• Alexander von Humboldt

  • Place of Dispatch: Bayreuth · Date: 12.12.1796
    Metadata Concerning Header
  • Sender: Humboldt, Alexander von
  • Recipient: Werner, Abraham Gottlob
  • Place of Dispatch: Bayreuth
  • Date: 12.12.1796
    Manuscript
  • Provider: Universitätsbibliothek "Georg Agricola" der Technischen Universität Bergakademie Freiberg
  • Classification Number: Nachlass Abraham Gottlob Werner, Band II (B) S. 176g-176k
  • Incipit: „[1] Ich nehme mir die Freiheit, Ihnen Verehrungswerther Lehrer, einige Fossilien zu schikken, welche Ihrer Aufmerksamkeit wohl nicht ganz unwerth [...]“
    Language
  • German
[1] Ich nehme mir die Freiheit, Ihnen Verehrungswerther Lehrer, einige Fossilien zu schikken, welche Ihrer Aufmerksamkeit wohl nicht ganz unwerth sind. N 1. ist von der merkwürdigen Gebirgs Kuppe, welche ich in der beiliegenden Anzeige beschrieben und welche ich am 14 tn Nov. entdekt habe. Sie sind der erste Mineraloge, welcher diese Seltenheit besizt. Wem aber hätte ich derselbe auch früher anbieten sollen als Ihnen, dem ich für meine wissenschaftliche Kultur so unendlich viel verdanke. N2 und 3 ist eine Entdekkung des jungen Herrn Funk eines kenntniß vollen [2] Botanisten zu Gefrees. Das Vorkommen solcher Kristalle um Chloritschiefer ist gewiß neu und ich wage, sie nicht zu benennen. Anstehend ist das Fossil selbst noch nicht entdeckt Es wird aus einem Akker bei Gefrees aus gepflügt; umher steht derselbe Chlorschiefer in Thonschiefer übergehend / auf Syenit aufgesetzt St 3, 4 80° Sept Oc / an. Bitterspat ist es wohl nicht. Sollte der Flekk im Miltizer Thonschiefer etwas ähnliches gewesen sein Es wäre mir eine unendliche Freude, wenn Sie durch einen Ihrer Schüler od. meinen alten Freund Böhme, der gewiß die Mühe übernehme, ein Paar Zeilen antworten ließen. Verzeihen Sie der Zudringlichkeit Ihres Schülers.

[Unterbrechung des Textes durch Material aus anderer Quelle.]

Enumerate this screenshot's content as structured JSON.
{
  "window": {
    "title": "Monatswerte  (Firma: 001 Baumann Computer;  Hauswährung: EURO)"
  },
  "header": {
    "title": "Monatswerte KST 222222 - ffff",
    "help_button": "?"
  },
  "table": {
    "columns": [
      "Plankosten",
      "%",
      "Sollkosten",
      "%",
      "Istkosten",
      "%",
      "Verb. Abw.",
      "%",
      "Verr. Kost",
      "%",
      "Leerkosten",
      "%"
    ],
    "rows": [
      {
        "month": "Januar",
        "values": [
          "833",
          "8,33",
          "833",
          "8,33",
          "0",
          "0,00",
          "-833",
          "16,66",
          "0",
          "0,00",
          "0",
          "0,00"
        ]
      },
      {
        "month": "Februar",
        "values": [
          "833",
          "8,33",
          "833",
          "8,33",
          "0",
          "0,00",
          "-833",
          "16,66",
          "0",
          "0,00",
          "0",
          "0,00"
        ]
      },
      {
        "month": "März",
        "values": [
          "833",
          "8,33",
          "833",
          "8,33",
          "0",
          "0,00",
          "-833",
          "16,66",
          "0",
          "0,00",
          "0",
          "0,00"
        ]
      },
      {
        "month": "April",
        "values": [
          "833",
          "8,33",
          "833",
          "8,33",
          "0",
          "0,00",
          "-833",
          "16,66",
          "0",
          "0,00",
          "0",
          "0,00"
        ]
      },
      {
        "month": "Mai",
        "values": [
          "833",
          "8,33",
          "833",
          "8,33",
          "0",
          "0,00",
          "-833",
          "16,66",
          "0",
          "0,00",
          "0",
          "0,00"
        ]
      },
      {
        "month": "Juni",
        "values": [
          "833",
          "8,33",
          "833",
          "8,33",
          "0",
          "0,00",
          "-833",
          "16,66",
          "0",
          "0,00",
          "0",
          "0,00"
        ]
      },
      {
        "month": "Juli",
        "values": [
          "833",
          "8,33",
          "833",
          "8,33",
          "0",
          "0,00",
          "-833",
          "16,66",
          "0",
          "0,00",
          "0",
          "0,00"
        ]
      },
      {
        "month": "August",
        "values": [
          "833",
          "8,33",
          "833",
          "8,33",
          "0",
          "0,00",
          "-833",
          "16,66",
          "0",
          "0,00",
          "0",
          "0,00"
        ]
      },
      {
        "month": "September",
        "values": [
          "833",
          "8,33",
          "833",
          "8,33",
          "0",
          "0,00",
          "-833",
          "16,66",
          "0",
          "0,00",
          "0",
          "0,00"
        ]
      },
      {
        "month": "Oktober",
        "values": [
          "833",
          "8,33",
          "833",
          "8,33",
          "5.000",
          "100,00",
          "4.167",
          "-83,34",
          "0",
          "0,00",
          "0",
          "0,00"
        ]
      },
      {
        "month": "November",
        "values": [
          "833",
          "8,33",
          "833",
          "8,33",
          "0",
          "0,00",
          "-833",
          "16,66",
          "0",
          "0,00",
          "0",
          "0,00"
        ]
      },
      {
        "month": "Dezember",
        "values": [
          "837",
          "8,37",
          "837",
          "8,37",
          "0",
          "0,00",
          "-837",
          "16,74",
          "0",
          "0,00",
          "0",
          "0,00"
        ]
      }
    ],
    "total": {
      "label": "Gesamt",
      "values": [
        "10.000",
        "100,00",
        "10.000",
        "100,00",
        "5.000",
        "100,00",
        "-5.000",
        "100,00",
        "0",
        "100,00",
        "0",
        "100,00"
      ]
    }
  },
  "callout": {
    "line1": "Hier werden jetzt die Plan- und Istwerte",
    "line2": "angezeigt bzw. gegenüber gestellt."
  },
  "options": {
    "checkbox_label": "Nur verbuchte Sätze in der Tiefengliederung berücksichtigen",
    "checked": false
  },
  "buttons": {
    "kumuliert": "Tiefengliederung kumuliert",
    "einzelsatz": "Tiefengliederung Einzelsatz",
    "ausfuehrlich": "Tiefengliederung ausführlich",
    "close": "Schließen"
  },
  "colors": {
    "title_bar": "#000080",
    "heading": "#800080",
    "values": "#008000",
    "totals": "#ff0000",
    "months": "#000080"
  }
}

Glauben Sie gar nicht, theurer Herr Berg Kommissionsrath , was manche Menschen aus zu sprengen suchen, ich sei der Mineralogie abgestorben unmd lebe jezt bloß für Anatomie und Physiologie der Thiere. Ich kann Sie versichern, [3] daß ich nie so ununterbrochen fleißig, als jezt war und da ich jezt ganz den Wissenschaften lebe, weiß ich immer Muße einzutheilen. Ich arbeite ununterbrochen an einem großen geognostischen Werk, das unter dem Titel: Ueber Construction des Erdkörpers im mittleren Europa bes. über Schichtung u. Lagerung der Gebirgsmassen erscheinen soll. Ich denke darin im Großen der Lagerungsverhältnisse vom Leuchtthurm bei Genua bis Warschau u Segeberg und von dem Ardennen Walde u Chalons bis Oiçow zu schildern. Ich werde beweisen, daß das Streifen und Fallen der Gebirge sich nicht auf Richtung u Abfall der Gebirgen, sondern auf etwas weit Größeres bezieht, daß alle uranfängl. Gebirge in der großen Europäischen Gebirgs kette, die ich von Savoyen bis Tyrol zu Fuß durchstrichen bin, das Hauptstreifen St 3-4 und Fallen gegen Mitternacht Abend alle Flozgebirge dasselbe Streifen u Fallen gegen Mittag Morgen haben. Ich sammele seit 3 Jahren Beobachtungen zu diesem Werke und es ist nicht Feigheit, sondern Wunsch, etwas nicht schlechtes zu liefern, [4] wenn das Publikum von dem allen noch nichts sah.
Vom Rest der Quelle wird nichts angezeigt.